Financial wellness programs are not necessarily one-size fits all. The demographics of a company may require a more hands-on program while another company can get the same benefit with a more self-directed approach. The educational content may be written to people with a particular set of circumstances while others may be left wanting.
Being deliberate with your search, and establishing a clear set of requirements, you will be able to build a program that best delivers across your spectrum of employees.
Demographics can be an uncomfortable topic, but it is an important consideration when picking a provider. Differing comfort with technology, different understanding of finances, and the different stages of life that come with age all lead to the same provider delivering different results to two companies with different employee demographics.
A manufacturing firm will have different needs than a company whose employees can work on their personal finances while eating lunch at their desk. Some vendors can provide a program that provides the same level of outcomes to both but many cannot.

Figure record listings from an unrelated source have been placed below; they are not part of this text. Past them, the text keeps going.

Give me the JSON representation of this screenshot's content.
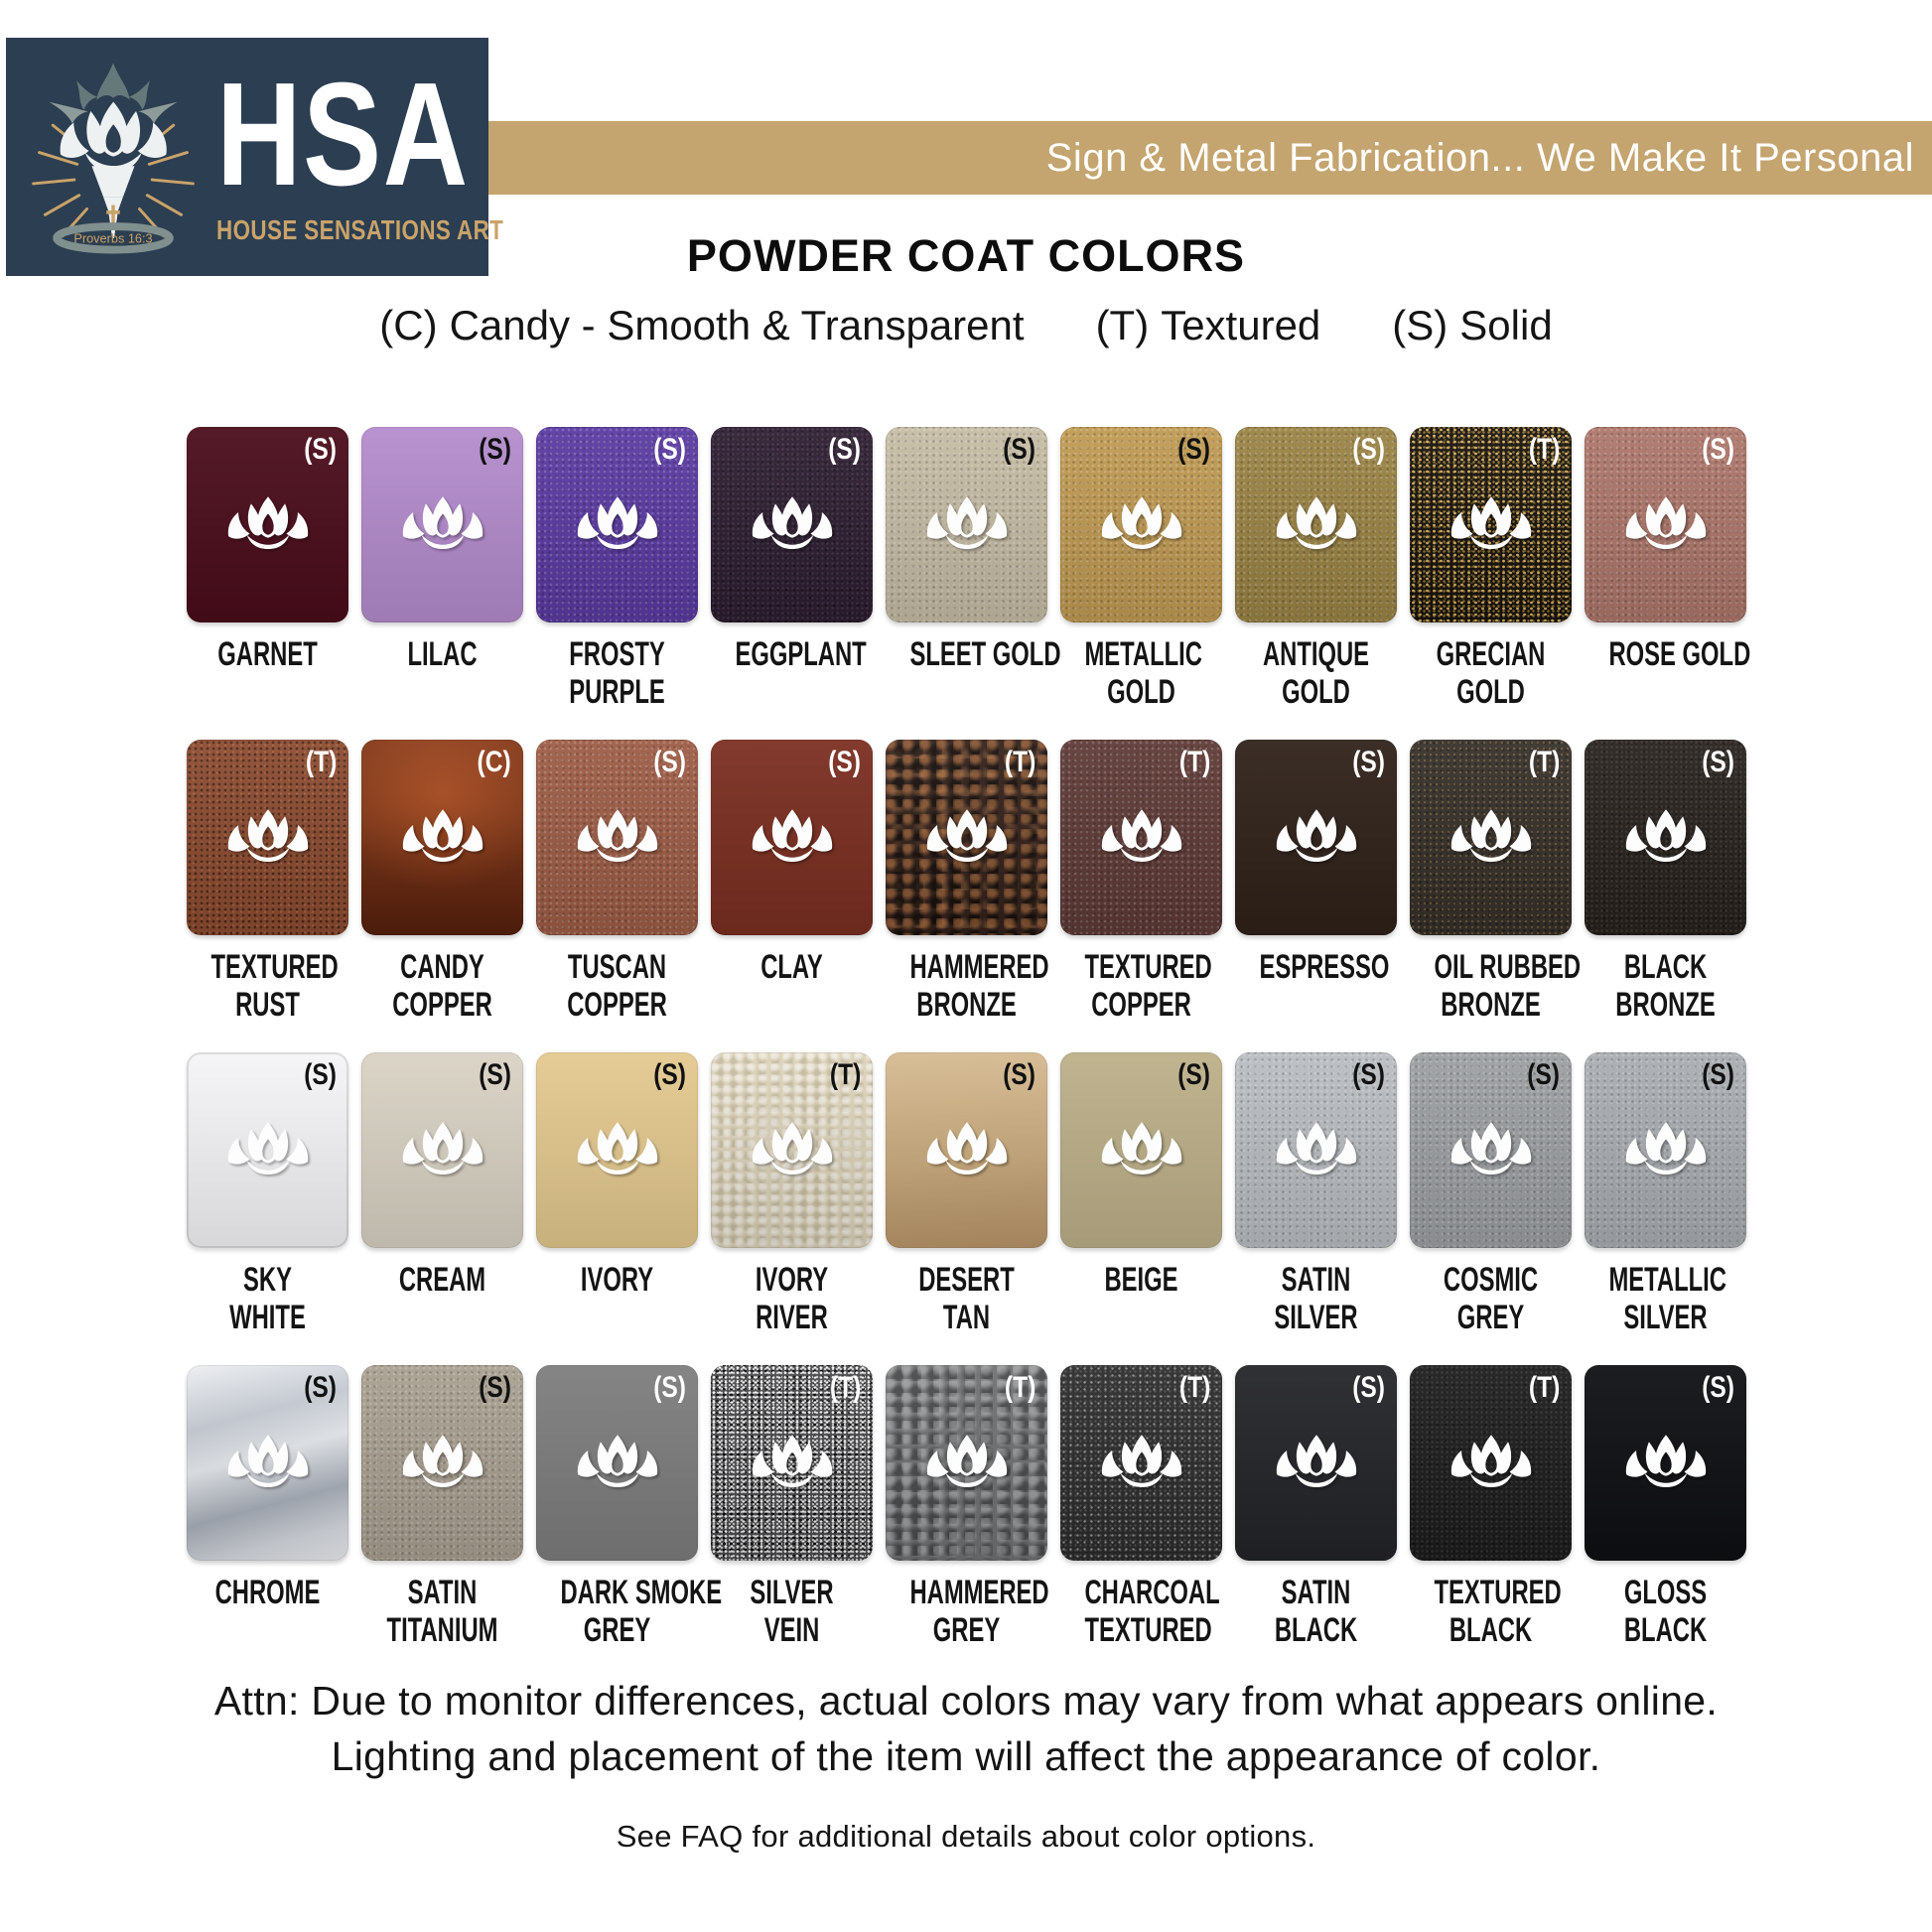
{
  "brand": {
    "abbr": "HSA",
    "name": "HOUSE SENSATIONS ART",
    "verse": "Proverbs 16:3",
    "navy_color": "#2c3e51",
    "gold_color": "#c9a36a"
  },
  "banner": {
    "text": "Sign & Metal Fabrication... We Make It Personal",
    "bg": "#c4a46f",
    "text_color": "#ffffff"
  },
  "title": "POWDER COAT COLORS",
  "legend": {
    "items": [
      {
        "code": "(C)",
        "label": "Candy - Smooth & Transparent"
      },
      {
        "code": "(T)",
        "label": "Textured"
      },
      {
        "code": "(S)",
        "label": "Solid"
      }
    ]
  },
  "swatch_grid": {
    "rows": [
      [
        {
          "name": "GARNET",
          "lines": [
            "GARNET"
          ],
          "type": "S",
          "type_color": "#ffffff",
          "color": "#4a0c1a",
          "finish": "smooth"
        },
        {
          "name": "LILAC",
          "lines": [
            "LILAC"
          ],
          "type": "S",
          "type_color": "#111111",
          "color": "#b48ccd",
          "finish": "smooth"
        },
        {
          "name": "FROSTY PURPLE",
          "lines": [
            "FROSTY",
            "PURPLE"
          ],
          "type": "S",
          "type_color": "#ffffff",
          "color": "#5a3aa2",
          "finish": "noise"
        },
        {
          "name": "EGGPLANT",
          "lines": [
            "EGGPLANT"
          ],
          "type": "S",
          "type_color": "#ffffff",
          "color": "#2c1d30",
          "finish": "noise-dark"
        },
        {
          "name": "SLEET GOLD",
          "lines": [
            "SLEET GOLD"
          ],
          "type": "S",
          "type_color": "#111111",
          "color": "#c5bca4",
          "finish": "noise"
        },
        {
          "name": "METALLIC GOLD",
          "lines": [
            "METALLIC",
            "GOLD"
          ],
          "type": "S",
          "type_color": "#111111",
          "color": "#c09a52",
          "finish": "noise"
        },
        {
          "name": "ANTIQUE GOLD",
          "lines": [
            "ANTIQUE",
            "GOLD"
          ],
          "type": "S",
          "type_color": "#ffffff",
          "color": "#9a8344",
          "finish": "noise"
        },
        {
          "name": "GRECIAN GOLD",
          "lines": [
            "GRECIAN",
            "GOLD"
          ],
          "type": "T",
          "type_color": "#ffffff",
          "color": "#17130c",
          "finish": "gold-fleck"
        },
        {
          "name": "ROSE GOLD",
          "lines": [
            "ROSE GOLD"
          ],
          "type": "S",
          "type_color": "#ffffff",
          "color": "#ad766a",
          "finish": "noise"
        }
      ],
      [
        {
          "name": "TEXTURED RUST",
          "lines": [
            "TEXTURED",
            "RUST"
          ],
          "type": "T",
          "type_color": "#ffffff",
          "color": "#8c4c31",
          "finish": "rust-speckle"
        },
        {
          "name": "CANDY COPPER",
          "lines": [
            "CANDY",
            "COPPER"
          ],
          "type": "C",
          "type_color": "#ffffff",
          "color": "#7c3315",
          "finish": "candy"
        },
        {
          "name": "TUSCAN COPPER",
          "lines": [
            "TUSCAN",
            "COPPER"
          ],
          "type": "S",
          "type_color": "#ffffff",
          "color": "#9d5c45",
          "finish": "noise"
        },
        {
          "name": "CLAY",
          "lines": [
            "CLAY"
          ],
          "type": "S",
          "type_color": "#ffffff",
          "color": "#7a2e20",
          "finish": "smooth"
        },
        {
          "name": "HAMMERED BRONZE",
          "lines": [
            "HAMMERED",
            "BRONZE"
          ],
          "type": "T",
          "type_color": "#ffffff",
          "color": "#33211a",
          "finish": "hammered-bronze"
        },
        {
          "name": "TEXTURED COPPER",
          "lines": [
            "TEXTURED",
            "COPPER"
          ],
          "type": "T",
          "type_color": "#ffffff",
          "color": "#5e3a36",
          "finish": "noise"
        },
        {
          "name": "ESPRESSO",
          "lines": [
            "ESPRESSO"
          ],
          "type": "S",
          "type_color": "#ffffff",
          "color": "#2f2119",
          "finish": "smooth"
        },
        {
          "name": "OIL RUBBED BRONZE",
          "lines": [
            "OIL RUBBED",
            "BRONZE"
          ],
          "type": "T",
          "type_color": "#ffffff",
          "color": "#36302a",
          "finish": "bronze-fleck"
        },
        {
          "name": "BLACK BRONZE",
          "lines": [
            "BLACK",
            "BRONZE"
          ],
          "type": "S",
          "type_color": "#ffffff",
          "color": "#27211c",
          "finish": "noise-dark"
        }
      ],
      [
        {
          "name": "SKY WHITE",
          "lines": [
            "SKY",
            "WHITE"
          ],
          "type": "S",
          "type_color": "#111111",
          "color": "#f5f5f7",
          "finish": "smooth",
          "border": "#d9d9d9"
        },
        {
          "name": "CREAM",
          "lines": [
            "CREAM"
          ],
          "type": "S",
          "type_color": "#111111",
          "color": "#d9d2c4",
          "finish": "smooth"
        },
        {
          "name": "IVORY",
          "lines": [
            "IVORY"
          ],
          "type": "S",
          "type_color": "#111111",
          "color": "#e4c98f",
          "finish": "smooth"
        },
        {
          "name": "IVORY RIVER",
          "lines": [
            "IVORY",
            "RIVER"
          ],
          "type": "T",
          "type_color": "#111111",
          "color": "#ddd3ba",
          "finish": "bumpy"
        },
        {
          "name": "DESERT TAN",
          "lines": [
            "DESERT",
            "TAN"
          ],
          "type": "S",
          "type_color": "#111111",
          "color": "#c7a77a",
          "finish": "desert"
        },
        {
          "name": "BEIGE",
          "lines": [
            "BEIGE"
          ],
          "type": "S",
          "type_color": "#111111",
          "color": "#bdb089",
          "finish": "smooth"
        },
        {
          "name": "SATIN SILVER",
          "lines": [
            "SATIN",
            "SILVER"
          ],
          "type": "S",
          "type_color": "#111111",
          "color": "#b9bdc1",
          "finish": "noise"
        },
        {
          "name": "COSMIC GREY",
          "lines": [
            "COSMIC",
            "GREY"
          ],
          "type": "S",
          "type_color": "#111111",
          "color": "#9c9fa2",
          "finish": "noise"
        },
        {
          "name": "METALLIC SILVER",
          "lines": [
            "METALLIC",
            "SILVER"
          ],
          "type": "S",
          "type_color": "#111111",
          "color": "#a9adb1",
          "finish": "noise"
        }
      ],
      [
        {
          "name": "CHROME",
          "lines": [
            "CHROME"
          ],
          "type": "S",
          "type_color": "#111111",
          "color": "#ced3d9",
          "finish": "chrome"
        },
        {
          "name": "SATIN TITANIUM",
          "lines": [
            "SATIN",
            "TITANIUM"
          ],
          "type": "S",
          "type_color": "#111111",
          "color": "#a89f90",
          "finish": "noise"
        },
        {
          "name": "DARK SMOKE GREY",
          "lines": [
            "DARK SMOKE",
            "GREY"
          ],
          "type": "S",
          "type_color": "#ffffff",
          "color": "#7d7d7d",
          "finish": "smooth"
        },
        {
          "name": "SILVER VEIN",
          "lines": [
            "SILVER",
            "VEIN"
          ],
          "type": "T",
          "type_color": "#ffffff",
          "color": "#4a4a4c",
          "finish": "silver-vein"
        },
        {
          "name": "HAMMERED GREY",
          "lines": [
            "HAMMERED",
            "GREY"
          ],
          "type": "T",
          "type_color": "#ffffff",
          "color": "#6f7173",
          "finish": "hammered-grey"
        },
        {
          "name": "CHARCOAL TEXTURED",
          "lines": [
            "CHARCOAL",
            "TEXTURED"
          ],
          "type": "T",
          "type_color": "#ffffff",
          "color": "#2b2b2b",
          "finish": "charcoal-fleck"
        },
        {
          "name": "SATIN BLACK",
          "lines": [
            "SATIN",
            "BLACK"
          ],
          "type": "S",
          "type_color": "#ffffff",
          "color": "#232428",
          "finish": "smooth"
        },
        {
          "name": "TEXTURED BLACK",
          "lines": [
            "TEXTURED",
            "BLACK"
          ],
          "type": "T",
          "type_color": "#ffffff",
          "color": "#1c1c1c",
          "finish": "noise-dark"
        },
        {
          "name": "GLOSS BLACK",
          "lines": [
            "GLOSS",
            "BLACK"
          ],
          "type": "S",
          "type_color": "#ffffff",
          "color": "#0e0f12",
          "finish": "smooth"
        }
      ]
    ]
  },
  "footer": {
    "attn_line1": "Attn: Due to monitor differences, actual colors may vary from what appears online.",
    "attn_line2": "Lighting and placement of the item will affect the appearance of color.",
    "faq": "See FAQ for additional details about color options."
  }
}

Quantitative considerations for choosing vendors include cost, utilization rates, engagement, and retirement readiness. The tools, type of education, touchpoints, and meeting frequency are other features to track throughout your search.
Big initiatives can feel like failures if they were launched without clearly defined criteria for success. Each stakeholder may have different, unspoken, expectations and collectively that will result in some people possibly being unhappy with the program post-launch. Thus, before launch, have a meeting in which each person arrives after having spent fifteen minutes thinking about and writing down what they will consider a success.
Having a definition of success allows you to then define metrics to measure it by. Some possible measures include:
Some of these can be measured with data from the recordkeeper or the financial wellness provider. Others may be measured by conducting a financial wellness survey before the launch and then another one six months or a year later.
Ultimately, the effectiveness of a financial wellness program ends up being spread unevenly. An employee who is debt free and on track for retirement may not feel the same benefit from the program as the person who is deep in debt but finally able to pay off a credit card or the one who learns about 529 accounts and starts saving for the child’s future education. To them the benefit helps provide a better future.